Lead Enrichment Pipeline
Purpose
This recipe takes a raw lead list and enriches it through a multi-provider waterfall — adding verified work emails, direct phone numbers, firmographic data, and technology stack information. Output is a fully enriched lead database with per-lead cost tracking.
Prerequisites
- Raw lead list (CSV) — minimum columns: first_name, last_name, company
- Hunter.io API key — hunter.io/api (free: 25 searches/mo)
- Lusha API key (phone) — lusha.com
- Python 3.10+ with requests and pandas
- Clearbit API key (optional) — clearbit.com
Constraints
- Hunter.io free: 25 searches/mo, 50 verifications/mo.
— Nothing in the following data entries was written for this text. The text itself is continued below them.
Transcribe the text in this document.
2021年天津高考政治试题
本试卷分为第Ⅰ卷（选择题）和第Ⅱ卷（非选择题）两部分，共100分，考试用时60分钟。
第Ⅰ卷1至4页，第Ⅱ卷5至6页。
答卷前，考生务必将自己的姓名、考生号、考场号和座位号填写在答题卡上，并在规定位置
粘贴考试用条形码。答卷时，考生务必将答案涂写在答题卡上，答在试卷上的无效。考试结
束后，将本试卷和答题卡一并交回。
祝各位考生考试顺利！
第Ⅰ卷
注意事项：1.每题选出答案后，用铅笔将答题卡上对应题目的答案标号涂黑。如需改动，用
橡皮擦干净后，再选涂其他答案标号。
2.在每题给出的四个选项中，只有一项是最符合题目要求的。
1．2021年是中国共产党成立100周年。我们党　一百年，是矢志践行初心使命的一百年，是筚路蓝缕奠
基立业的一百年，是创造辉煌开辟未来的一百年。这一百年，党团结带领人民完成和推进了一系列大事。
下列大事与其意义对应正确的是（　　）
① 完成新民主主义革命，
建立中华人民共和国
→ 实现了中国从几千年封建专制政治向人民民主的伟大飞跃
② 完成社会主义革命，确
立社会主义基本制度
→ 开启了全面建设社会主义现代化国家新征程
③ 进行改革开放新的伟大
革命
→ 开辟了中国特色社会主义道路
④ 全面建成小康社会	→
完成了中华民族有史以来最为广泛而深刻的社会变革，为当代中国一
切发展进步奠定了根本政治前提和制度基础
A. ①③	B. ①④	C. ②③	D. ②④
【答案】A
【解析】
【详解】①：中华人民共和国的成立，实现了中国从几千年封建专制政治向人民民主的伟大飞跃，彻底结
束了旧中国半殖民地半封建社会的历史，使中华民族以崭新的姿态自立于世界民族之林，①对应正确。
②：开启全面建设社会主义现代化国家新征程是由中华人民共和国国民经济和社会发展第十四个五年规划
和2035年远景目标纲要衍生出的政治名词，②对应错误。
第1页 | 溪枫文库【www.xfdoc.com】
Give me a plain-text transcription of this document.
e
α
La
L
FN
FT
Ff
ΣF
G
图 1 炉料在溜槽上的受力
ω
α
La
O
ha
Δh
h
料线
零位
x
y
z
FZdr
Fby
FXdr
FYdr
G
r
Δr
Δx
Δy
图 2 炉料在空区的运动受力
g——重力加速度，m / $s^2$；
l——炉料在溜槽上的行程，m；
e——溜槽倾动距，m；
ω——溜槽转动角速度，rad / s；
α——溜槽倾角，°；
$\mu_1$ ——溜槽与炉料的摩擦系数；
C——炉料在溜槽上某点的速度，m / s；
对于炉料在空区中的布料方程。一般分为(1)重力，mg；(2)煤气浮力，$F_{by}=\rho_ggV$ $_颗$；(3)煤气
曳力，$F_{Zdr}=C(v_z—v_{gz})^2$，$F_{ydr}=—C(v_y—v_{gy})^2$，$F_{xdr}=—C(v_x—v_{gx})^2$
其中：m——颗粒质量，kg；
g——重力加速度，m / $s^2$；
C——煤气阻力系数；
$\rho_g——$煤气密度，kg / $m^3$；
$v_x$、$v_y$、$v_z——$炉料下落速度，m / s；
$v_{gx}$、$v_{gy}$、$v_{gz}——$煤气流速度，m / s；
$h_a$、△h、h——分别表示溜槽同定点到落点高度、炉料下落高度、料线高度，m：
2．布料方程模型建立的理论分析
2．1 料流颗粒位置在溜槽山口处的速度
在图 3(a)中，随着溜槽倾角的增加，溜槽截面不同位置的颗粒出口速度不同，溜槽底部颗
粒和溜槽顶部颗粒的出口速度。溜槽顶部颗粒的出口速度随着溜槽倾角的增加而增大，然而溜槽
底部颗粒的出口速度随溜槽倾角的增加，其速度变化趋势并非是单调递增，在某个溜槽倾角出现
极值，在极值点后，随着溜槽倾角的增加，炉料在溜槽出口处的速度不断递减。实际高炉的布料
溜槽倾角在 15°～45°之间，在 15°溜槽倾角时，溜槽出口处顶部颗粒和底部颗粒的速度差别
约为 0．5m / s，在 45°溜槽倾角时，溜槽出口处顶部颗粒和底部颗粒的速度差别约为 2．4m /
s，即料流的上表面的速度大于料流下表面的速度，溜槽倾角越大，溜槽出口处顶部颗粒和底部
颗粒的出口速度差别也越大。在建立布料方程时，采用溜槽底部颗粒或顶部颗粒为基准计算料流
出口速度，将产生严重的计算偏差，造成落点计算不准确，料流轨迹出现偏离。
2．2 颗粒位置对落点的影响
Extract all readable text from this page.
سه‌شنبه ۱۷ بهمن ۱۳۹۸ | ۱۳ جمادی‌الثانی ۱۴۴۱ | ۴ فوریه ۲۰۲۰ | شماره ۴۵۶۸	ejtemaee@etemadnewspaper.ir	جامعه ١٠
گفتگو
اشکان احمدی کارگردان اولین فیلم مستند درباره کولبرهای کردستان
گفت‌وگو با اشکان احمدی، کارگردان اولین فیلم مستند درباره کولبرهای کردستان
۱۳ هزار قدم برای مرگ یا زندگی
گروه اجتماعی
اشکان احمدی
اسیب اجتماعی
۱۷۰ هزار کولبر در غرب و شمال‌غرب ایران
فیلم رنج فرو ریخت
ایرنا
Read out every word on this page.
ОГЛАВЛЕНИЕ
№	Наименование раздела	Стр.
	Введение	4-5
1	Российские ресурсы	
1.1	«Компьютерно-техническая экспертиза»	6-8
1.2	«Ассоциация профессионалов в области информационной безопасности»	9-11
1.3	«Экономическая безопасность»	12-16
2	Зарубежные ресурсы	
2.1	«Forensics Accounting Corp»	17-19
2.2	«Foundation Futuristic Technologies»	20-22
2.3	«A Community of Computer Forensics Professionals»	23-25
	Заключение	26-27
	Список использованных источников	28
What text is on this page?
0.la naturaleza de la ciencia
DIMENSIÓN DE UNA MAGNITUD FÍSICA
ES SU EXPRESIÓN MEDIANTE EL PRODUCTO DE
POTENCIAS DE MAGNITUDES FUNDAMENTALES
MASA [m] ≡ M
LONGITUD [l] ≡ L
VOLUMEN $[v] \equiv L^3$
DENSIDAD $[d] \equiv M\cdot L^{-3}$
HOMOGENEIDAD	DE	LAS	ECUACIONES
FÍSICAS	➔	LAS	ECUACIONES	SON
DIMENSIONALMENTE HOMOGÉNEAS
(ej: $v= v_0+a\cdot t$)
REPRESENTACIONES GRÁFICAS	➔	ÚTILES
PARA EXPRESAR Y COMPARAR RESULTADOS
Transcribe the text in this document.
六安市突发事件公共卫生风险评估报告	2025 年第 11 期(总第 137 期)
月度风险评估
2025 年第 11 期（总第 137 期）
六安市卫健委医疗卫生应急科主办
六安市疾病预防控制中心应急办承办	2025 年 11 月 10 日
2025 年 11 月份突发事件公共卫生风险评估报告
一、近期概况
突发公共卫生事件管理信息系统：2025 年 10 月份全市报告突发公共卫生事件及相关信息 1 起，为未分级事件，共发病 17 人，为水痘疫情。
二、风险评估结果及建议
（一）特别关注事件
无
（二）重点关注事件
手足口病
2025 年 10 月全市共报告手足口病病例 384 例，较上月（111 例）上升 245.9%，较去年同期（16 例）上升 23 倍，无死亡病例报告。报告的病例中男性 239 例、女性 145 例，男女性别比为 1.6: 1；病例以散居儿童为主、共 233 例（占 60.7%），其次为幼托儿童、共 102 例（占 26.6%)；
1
Starter $49/mo = 500 searches. [src1]
- Lusha free: 5 credits/mo. Pro $49/mo = 40 credits. [src3]
- Clearbit: no free tier, starts $99/mo. $0.05-0.20/record at scale. [src4]
- Waterfall order: cheapest provider first, then fallback. [src2]
- GDPR: Enriching EU resident data requires legitimate interest basis.
Tool Selection Decision
| Path | Tools | Cost | Email Hit Rate | Phone Hit Rate |
|---|---|---|---|---|
| A: Email Only | Hunter.io Free | $0 | 50-65% | N/A |
| B: Email + Phone | Hunter + Lusha | $98/mo | 65-80% | 25-40% |
| C: Full Stack | Hunter + Lusha + Clearbit | $247/mo | 75-85% | 30-45% |
| D: Maximum | Clay or Apollo Pro | $149-500/mo | 85-95% | 40-60% |
Execution Flow
Step 1: Prepare Input and Waterfall Config
Duration: 5 min | Tool: Python
Load raw CSV, configure waterfall providers ordered by cost (cheapest first), initialize enrichment log.
Step 2: Email Enrichment (Hunter.io)
Duration: 10-30 min/500 leads | Tool: Hunter.io API
Use email-finder endpoint with first name, last name, and company domain. Store confidence score. Rate limit: 10 req/sec paid, 1/sec free. [src1]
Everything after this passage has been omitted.